There’s no shortage of examples of beginners rendering a simple triangle (or a cube), and with the new APIs having completely displaced the oxygen of older APIs, there is a certain expectation of ridiculous complexity and raw grit required to tickle some pixels on the display. 1000 lines of code, two weeks of grinding, debugging black screens etc, etc. Something is obviously wrong here, and it’s not going to get easier.
I would argue that trying to hammer through the brick wall of graphics is the wrong approach in 2025. Graphics itself is less and less relevant for any hopeful new GPU programmer. Notice I wrote “GPU programmer”, not graphics programmer, because most interesting work these days happens with compute shaders, not traditional “graphics” rendering.
Instead, I would argue we should start teaching compute with a debugger/profiler first mindset, building up the understanding of how GPUs execute code, and eventually introduce the fixed-function rasterization pipeline as a specialization once all the fundamentals are already in place. The raster pipeline was simple enough to teach 20 years ago, but those days are long gone, and unless you plan to hack on pre-historic games as a hobby project, it’s an extremely large API surface to learn.

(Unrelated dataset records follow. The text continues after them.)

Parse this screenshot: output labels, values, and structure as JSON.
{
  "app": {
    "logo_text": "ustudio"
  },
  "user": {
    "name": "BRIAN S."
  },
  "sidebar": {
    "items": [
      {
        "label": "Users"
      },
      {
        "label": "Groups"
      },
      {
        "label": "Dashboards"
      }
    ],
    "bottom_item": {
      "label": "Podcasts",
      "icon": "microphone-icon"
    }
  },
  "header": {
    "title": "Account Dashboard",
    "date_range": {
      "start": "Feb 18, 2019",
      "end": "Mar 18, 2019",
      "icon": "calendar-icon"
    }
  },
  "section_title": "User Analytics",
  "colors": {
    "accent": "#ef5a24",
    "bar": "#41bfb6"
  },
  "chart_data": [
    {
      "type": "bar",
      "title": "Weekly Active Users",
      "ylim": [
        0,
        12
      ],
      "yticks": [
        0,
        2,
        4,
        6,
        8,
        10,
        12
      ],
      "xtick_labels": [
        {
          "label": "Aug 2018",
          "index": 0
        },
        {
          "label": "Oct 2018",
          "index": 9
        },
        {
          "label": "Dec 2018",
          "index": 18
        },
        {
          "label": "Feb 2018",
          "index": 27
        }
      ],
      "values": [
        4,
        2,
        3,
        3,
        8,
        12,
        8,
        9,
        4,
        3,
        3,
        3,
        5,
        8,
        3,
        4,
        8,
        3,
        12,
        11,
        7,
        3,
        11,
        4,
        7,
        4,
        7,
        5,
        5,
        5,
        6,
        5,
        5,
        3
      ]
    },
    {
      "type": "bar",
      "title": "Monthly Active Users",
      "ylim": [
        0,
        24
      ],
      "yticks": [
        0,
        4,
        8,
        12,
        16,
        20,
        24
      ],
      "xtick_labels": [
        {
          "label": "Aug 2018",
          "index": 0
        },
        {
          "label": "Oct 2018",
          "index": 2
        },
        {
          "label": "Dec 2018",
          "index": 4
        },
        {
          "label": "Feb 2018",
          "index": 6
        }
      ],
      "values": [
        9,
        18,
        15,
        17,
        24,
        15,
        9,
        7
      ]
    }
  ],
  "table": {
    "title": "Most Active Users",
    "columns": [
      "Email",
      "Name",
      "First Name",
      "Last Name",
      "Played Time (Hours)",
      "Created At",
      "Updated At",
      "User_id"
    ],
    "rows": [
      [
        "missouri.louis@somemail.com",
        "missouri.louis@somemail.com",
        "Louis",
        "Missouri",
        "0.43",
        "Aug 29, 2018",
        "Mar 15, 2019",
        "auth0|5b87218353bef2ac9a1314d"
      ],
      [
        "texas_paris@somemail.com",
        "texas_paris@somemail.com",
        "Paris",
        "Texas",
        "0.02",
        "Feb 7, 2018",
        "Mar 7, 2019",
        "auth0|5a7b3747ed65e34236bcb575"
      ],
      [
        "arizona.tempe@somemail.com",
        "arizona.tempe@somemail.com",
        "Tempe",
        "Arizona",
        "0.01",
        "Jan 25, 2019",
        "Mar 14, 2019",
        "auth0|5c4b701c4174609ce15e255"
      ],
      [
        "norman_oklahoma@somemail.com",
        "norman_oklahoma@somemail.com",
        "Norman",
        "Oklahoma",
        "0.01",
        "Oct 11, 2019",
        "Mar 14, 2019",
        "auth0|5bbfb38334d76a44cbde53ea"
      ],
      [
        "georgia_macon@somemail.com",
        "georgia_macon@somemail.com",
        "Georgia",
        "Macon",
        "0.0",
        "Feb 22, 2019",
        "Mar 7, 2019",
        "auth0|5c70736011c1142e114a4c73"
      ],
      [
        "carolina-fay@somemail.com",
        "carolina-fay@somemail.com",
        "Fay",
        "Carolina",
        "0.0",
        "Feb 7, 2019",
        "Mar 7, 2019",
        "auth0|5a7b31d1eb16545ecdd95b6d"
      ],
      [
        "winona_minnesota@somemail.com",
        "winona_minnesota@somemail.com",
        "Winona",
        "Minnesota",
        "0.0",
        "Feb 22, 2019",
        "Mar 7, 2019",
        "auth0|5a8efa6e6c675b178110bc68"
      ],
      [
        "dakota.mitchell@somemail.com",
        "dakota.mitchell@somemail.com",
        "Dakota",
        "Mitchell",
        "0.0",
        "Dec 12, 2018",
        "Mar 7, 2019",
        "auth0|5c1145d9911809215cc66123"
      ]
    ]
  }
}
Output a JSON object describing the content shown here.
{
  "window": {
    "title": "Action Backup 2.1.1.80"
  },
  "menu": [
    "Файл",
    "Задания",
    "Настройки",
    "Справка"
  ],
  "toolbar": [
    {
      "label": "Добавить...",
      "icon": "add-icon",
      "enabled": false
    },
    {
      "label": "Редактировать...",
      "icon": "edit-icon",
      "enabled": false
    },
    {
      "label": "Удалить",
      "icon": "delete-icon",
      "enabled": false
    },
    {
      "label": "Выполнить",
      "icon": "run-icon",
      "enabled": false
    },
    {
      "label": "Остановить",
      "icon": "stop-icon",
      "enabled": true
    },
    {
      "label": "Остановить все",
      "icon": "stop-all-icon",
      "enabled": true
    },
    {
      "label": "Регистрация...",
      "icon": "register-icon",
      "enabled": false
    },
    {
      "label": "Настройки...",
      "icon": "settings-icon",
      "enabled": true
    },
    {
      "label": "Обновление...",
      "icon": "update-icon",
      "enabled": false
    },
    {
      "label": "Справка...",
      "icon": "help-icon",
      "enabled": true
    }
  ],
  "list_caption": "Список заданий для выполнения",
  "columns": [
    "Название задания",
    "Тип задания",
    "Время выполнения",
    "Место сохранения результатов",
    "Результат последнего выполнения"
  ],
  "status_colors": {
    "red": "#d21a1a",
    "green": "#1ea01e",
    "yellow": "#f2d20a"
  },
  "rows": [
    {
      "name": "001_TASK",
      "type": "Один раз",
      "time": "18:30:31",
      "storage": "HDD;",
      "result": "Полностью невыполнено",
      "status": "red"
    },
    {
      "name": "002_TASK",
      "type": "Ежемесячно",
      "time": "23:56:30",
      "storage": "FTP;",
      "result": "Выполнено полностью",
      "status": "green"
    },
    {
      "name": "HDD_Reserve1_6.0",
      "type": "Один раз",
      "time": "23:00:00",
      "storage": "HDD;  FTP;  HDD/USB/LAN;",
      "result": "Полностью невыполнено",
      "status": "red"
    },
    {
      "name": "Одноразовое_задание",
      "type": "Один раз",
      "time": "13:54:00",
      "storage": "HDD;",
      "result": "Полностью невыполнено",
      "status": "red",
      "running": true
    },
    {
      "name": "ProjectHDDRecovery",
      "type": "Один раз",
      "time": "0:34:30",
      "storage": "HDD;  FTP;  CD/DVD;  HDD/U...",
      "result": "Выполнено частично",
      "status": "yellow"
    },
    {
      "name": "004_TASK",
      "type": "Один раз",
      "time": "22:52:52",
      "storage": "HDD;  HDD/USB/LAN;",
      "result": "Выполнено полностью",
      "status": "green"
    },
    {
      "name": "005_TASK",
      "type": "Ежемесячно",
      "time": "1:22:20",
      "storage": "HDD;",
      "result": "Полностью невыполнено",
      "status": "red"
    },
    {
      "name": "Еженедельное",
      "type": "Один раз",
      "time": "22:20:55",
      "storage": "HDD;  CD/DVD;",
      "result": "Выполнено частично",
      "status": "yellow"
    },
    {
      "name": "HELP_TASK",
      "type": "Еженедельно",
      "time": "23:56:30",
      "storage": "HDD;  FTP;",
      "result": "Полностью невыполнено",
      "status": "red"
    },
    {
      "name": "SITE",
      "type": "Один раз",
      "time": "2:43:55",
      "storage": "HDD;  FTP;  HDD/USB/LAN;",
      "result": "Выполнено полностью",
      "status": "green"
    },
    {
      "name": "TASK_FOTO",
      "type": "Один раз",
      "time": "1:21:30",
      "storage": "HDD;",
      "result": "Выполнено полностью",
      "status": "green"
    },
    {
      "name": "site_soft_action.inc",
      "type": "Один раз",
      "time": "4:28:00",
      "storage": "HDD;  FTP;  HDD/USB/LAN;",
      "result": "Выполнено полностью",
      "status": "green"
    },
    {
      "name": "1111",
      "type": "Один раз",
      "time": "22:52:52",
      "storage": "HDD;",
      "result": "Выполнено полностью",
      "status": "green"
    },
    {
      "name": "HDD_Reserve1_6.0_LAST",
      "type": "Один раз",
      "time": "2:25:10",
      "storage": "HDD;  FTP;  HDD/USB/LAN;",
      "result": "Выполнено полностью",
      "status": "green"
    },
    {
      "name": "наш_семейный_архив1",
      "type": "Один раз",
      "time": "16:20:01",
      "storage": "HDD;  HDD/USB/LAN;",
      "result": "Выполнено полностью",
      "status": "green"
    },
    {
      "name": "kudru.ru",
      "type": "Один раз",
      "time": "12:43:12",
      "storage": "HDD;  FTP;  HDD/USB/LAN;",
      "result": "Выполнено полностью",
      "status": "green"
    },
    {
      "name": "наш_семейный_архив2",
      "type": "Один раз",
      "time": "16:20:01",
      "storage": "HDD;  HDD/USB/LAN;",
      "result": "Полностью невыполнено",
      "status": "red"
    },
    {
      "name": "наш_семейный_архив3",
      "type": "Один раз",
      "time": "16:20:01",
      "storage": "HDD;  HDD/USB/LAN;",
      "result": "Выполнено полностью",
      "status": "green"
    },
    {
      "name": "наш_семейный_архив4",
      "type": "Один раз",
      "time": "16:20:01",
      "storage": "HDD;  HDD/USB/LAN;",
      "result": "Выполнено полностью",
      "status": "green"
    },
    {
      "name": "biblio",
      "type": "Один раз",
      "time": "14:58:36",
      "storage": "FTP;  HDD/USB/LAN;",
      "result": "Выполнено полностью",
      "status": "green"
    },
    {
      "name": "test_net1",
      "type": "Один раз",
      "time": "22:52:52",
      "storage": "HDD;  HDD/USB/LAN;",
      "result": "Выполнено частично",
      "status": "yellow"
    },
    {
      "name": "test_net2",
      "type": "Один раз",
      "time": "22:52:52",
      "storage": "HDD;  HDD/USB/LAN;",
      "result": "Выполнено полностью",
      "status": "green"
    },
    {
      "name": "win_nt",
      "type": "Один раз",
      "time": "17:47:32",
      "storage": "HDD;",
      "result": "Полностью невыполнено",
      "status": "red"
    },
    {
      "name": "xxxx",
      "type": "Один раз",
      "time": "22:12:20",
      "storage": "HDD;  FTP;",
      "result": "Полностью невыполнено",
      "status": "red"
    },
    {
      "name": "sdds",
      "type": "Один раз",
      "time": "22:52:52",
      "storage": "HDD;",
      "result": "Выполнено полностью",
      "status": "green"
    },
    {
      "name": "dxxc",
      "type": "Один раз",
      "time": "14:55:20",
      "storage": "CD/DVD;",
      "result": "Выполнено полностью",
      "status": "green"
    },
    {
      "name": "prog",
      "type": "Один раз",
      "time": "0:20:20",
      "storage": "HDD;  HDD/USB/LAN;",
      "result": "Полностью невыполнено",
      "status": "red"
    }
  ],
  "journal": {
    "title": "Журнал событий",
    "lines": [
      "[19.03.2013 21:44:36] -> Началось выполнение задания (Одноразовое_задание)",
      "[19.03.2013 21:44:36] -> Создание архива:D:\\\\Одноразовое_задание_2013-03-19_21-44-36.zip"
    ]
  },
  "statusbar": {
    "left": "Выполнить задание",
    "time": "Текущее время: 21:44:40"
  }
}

When compute is the focus, there’s a lot of APIs we could ponder, like CUDA and OpenCL, but I think Vulkan compute is the best compute focused API to start out with. I’m totally not biased obviously 😀 The end goal is of course to also understand the graphics pipeline, and pure compute APIs will not help you there.
Goal for this blog
I don’t intend to write a big book here that has all the answers on how to become a competent GPU programmer. Instead, I want to try outlining some kind of “meta-tutorial” that could be fleshed out further. I’ve been writing compute shaders since the release of OpenGL 4.3 ages ago and I still learn new things.
To abstract or not to abstract
For this exercise, I will rely on a mid-level API abstraction like my own Granite. I don’t think throwing developers into the raw API is the best idea to begin with, but there must be some connection with the underlying API, i.e., no multi-API abstraction that barely resembles the actual API which you’ll typically find in large production engines. Granite is a pure Vulkan abstraction I’ve been chiseling away at for years for my own needs (I ship it in tons of side projects and stuff), but it’s not really an API I’ve intended others to actively use and ship software on. Migrating away from the training wheels quickly is important though and compute makes that fairly painless. Granite is just one of many approaches to tackling Vulkan, and the intent is not to present this as the one true way.